PARIS - Bulan lalu merupakan bulan Juni terpanas yang pernah tercatat di seluruh dunia, mengakhiri setengah tahun penuh cuaca liar dan merusak, dari banjir hingga gelombang panas.

Setiap bulan sejak Juni 2023 telah melampaui rekor suhunya sendiri dalam rangkaian 13 bulan panas global yang belum pernah terjadi sebelumnya, kata Layanan Perubahan Iklim Copernicus (C3S) pada hari Senin (8/7).

"Ini lebih dari sekadar keanehan statistik dan ini menyoroti perubahan besar dan berkelanjutan dalam iklim kita," kata direktur layanan, Carlo Buontempo.

"Bahkan jika rangkaian ekstrem ini berakhir pada suatu titik, kita pasti akan melihat rekor baru terpecahkan seiring dengan terus menghangatnya iklim."

Hal ini "tidak dapat dihindari" selama manusia terus menambahkan gas-gas yang memerangkap panas ke atmosfer, ungkapnya.

Suhu rata-rata global yang tercatat bulan lalu memecahkan rekor sebelumnya pada bulan Juni 2023.

Puncaknya terjadi di titik tengah tahun yang ditandai oleh iklim ekstrem.

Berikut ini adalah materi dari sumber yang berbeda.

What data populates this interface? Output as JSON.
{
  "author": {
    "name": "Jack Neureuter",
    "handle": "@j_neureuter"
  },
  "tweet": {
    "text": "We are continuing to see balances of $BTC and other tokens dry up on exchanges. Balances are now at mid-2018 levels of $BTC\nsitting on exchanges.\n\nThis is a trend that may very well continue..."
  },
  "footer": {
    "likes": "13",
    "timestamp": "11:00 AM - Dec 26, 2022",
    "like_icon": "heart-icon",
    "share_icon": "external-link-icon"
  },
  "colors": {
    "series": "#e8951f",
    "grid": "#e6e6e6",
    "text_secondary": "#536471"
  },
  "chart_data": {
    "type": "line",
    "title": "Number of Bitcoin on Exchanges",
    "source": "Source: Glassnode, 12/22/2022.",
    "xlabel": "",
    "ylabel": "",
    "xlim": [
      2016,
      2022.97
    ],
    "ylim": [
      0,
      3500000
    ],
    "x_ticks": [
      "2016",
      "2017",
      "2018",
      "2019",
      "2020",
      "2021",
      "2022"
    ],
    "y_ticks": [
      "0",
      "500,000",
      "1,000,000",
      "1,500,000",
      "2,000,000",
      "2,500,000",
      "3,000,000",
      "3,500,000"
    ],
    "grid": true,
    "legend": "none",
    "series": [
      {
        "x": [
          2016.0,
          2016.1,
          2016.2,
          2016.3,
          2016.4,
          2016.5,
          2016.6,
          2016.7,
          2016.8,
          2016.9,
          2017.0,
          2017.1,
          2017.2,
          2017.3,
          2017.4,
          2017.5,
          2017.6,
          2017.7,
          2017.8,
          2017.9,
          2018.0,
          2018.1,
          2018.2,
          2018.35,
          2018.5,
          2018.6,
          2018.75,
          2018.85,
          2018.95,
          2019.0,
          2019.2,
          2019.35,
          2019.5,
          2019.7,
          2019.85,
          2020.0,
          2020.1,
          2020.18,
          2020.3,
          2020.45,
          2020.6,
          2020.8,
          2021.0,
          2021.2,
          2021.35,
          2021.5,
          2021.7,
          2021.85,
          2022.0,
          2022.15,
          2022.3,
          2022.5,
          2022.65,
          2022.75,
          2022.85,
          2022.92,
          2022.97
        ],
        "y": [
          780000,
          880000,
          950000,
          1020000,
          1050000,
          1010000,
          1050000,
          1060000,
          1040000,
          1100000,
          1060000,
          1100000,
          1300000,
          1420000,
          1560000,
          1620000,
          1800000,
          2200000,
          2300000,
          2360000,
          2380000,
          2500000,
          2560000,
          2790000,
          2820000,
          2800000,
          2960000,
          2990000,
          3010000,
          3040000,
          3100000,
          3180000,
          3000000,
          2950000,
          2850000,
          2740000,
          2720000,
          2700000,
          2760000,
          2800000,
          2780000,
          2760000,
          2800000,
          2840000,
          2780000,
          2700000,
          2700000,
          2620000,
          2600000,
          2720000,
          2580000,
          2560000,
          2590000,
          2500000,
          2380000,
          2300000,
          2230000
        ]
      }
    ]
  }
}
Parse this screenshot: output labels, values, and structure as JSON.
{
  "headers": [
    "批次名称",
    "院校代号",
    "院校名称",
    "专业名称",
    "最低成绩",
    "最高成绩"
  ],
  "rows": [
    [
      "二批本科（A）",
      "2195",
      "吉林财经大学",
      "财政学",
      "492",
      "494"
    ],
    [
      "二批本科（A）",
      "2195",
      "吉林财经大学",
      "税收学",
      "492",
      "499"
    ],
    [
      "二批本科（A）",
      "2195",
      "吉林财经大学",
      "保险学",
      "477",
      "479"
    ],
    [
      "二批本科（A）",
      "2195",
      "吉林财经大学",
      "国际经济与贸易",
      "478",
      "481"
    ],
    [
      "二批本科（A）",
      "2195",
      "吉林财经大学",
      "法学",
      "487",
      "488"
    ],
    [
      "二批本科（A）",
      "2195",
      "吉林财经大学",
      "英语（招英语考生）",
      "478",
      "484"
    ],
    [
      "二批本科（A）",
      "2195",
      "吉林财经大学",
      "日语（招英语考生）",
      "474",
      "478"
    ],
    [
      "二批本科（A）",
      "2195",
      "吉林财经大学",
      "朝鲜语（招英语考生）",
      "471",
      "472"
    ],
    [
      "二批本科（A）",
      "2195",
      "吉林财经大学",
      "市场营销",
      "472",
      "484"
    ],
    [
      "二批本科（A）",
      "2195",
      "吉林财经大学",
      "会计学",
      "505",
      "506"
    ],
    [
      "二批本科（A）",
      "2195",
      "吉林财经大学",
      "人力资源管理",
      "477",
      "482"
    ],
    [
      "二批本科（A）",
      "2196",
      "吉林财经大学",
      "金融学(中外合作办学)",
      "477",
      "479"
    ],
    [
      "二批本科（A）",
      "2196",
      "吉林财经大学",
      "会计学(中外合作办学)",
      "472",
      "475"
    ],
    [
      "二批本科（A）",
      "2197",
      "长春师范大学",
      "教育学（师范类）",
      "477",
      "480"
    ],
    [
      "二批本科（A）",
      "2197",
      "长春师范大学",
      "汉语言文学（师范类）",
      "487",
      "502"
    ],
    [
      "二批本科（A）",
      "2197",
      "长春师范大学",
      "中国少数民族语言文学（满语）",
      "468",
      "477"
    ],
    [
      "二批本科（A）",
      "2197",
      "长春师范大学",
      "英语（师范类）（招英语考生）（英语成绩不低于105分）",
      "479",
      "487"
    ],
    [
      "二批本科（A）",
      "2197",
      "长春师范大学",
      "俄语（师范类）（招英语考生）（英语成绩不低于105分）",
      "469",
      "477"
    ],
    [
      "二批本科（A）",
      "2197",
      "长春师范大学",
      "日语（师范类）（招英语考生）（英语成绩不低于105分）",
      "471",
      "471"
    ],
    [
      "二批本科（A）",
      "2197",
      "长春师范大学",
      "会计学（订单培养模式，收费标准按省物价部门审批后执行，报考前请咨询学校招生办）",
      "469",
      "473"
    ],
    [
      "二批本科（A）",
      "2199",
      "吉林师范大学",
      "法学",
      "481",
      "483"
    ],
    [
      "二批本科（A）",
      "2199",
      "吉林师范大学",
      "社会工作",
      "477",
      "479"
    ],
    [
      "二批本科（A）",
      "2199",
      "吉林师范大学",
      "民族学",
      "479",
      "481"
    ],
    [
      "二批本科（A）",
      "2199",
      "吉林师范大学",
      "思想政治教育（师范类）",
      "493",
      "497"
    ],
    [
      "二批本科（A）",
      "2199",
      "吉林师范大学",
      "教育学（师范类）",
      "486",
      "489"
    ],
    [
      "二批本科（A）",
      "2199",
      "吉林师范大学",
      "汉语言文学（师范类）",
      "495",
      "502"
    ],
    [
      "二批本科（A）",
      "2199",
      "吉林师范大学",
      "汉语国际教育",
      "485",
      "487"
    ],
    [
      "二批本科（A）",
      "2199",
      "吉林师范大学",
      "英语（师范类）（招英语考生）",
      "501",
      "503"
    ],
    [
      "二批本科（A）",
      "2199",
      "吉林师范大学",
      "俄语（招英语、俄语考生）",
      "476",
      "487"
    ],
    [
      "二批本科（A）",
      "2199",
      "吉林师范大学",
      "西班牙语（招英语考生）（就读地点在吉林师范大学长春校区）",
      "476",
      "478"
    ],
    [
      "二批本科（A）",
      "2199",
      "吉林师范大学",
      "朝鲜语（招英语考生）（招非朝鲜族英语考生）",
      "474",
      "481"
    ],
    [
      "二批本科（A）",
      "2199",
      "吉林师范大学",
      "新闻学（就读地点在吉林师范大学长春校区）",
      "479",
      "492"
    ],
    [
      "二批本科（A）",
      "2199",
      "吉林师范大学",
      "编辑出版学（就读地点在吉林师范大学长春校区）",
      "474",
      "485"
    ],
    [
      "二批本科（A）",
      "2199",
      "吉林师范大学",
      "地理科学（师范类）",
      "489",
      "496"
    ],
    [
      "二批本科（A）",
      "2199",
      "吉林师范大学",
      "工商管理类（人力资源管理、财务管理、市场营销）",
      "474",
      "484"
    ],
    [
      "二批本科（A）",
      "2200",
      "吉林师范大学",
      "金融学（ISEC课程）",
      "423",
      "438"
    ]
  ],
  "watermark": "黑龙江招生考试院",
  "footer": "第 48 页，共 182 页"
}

Cuaca panas yang menyengat telah menyelimuti sebagian besar dunia, dari India hingga Arab Saudi, Amerika Serikat, dan Meksiko pada paruh pertama tahun ini.

Hujan yang tak henti-hentinya, fenomena yang oleh para ilmuwan juga dikaitkan dengan planet yang lebih hangat, menyebabkan banjir besar di Kenya, Tiongkok, Brazil, Afghanistan, Russia, dan Prancis.

Kebakaran hutan telah membakar lahan di Yunani dan Kanada dan minggu lalu, Badai Beryl menjadi badai Atlantik kategori lima paling awal yang tercatat saat menerjang beberapa pulau Karibia.

Lautan Lebih Hangat

Rentetan suhu yang memecahkan rekor itu bertepatan dengan El Nino, fenomena alam yang menyebabkan cuaca lebih panas secara global, kata Julien Nicolas, ilmuwan senior di C3S.

"Itu merupakan bagian dari faktor di balik catatan suhu, tetapi itu bukan satu-satunya," katanya kepada AFP.

Suhu lautan juga telah mencapai titik tertinggi baru.

Rekor suhu permukaan laut di Atlantik, Pasifik Utara, dan Samudra Hindia juga berkontribusi terhadap meningkatnya suhu panas di seluruh dunia.

Suhu permukaan laut mencapai tonggak sejarah tersendiri pada bulan Juni -- 15 bulan berturut-turut mengalami suhu tertinggi baru, suatu kejadian yang digambarkan Nicolas sebagai "mencolok".

Lautan menutupi 70 persen permukaan bumi dan menyerap 90 persen panas tambahan yang terkait dengan meningkatnya emisi pemanasan iklim.

"Apa yang terjadi pada permukaan laut memiliki dampak penting pada suhu udara di atas permukaan dan juga suhu rata-rata global," katanya.

Namun, dunia akan segera beralih ke fase La Nina, yang memiliki efek pendinginan.

"Kita dapat memperkirakan suhu (udara) global akan menurun dalam beberapa bulan ke depan," kata Nicolas.

"Jika rekor suhu (permukaan laut) ini bertahan, bahkan saat kondisi La Nina berkembang, hal itu dapat menyebabkan tahun 2024 menjadi lebih hangat daripada tahun 2023. Namun, masih terlalu dini untuk mengatakannya," tambahnya.

Suhu udara global dalam 12 bulan hingga Juni 2024 adalah yang tertinggi dalam catatan data -- rata-rata 1,64C di atas tingkat pra-industri, kata Copernicus.

Ini tidak berarti batas pemanasan 1,5C yang disepakati oleh 196 negara di Paris pada tahun 2015 telah dilanggar, karena tujuan tersebut diukur dalam beberapa dekade, bukan tahun individual.

Namun bulan lalu, Copernicus mengatakan ada kemungkinan 80 persen bahwa suhu rata-rata tahunan Bumi setidaknya akan sementara melebihi angka 1,5C selama lima tahun ke depan.